In that regard, special counsel Mueller has been trying to send us a message for some time now, albeit between the lines of his indictments.

That message is that Russia, an authoritarian foreign power guided by deep hostility to liberal democracy generally and to U.S. global influence in particular, did indeed target the American political system for disruption and distortion, with the objectives of weakening the establishment candidate, Clinton, whom he loathed (but, like everyone else, expected to win), and of helping Trump, the “chaos candidate,” as Jeb Bush memorably dubbed him.

Russia, Mueller wrote in a February 2018 indictment of some 13 Russian operatives and three organizations, “had a strategic goal to sow discord in the U.S. political system, including the 2016 U.S. presidential election,” mainly by spreading false and inflammatory information through social media.

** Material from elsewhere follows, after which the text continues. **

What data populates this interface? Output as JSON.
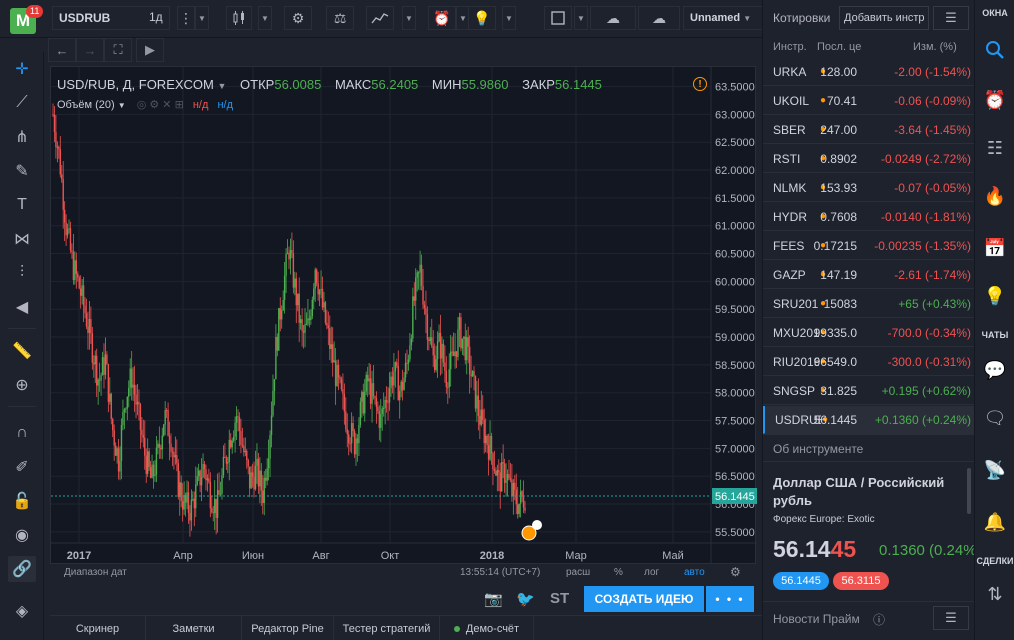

It was a sophisticated effort, guided by a keen understanding of the American electorate, its fissures and its fault lines — racial, regional and religious.

Mueller knew there was no actual chance of hauling Russian agents into an American court. But by narrating the “manner and means of the conspiracy” by which a foreign power exploited the divisions within our society, he might have caused us to reflect upon and, eventually, heal them.

So far, that aspect of the Mueller investigation has not received the attention, or inspired the action, that it merits. Unless and until it does, American democracy will remain vulnerable to outside interference and to the demons we breed at home.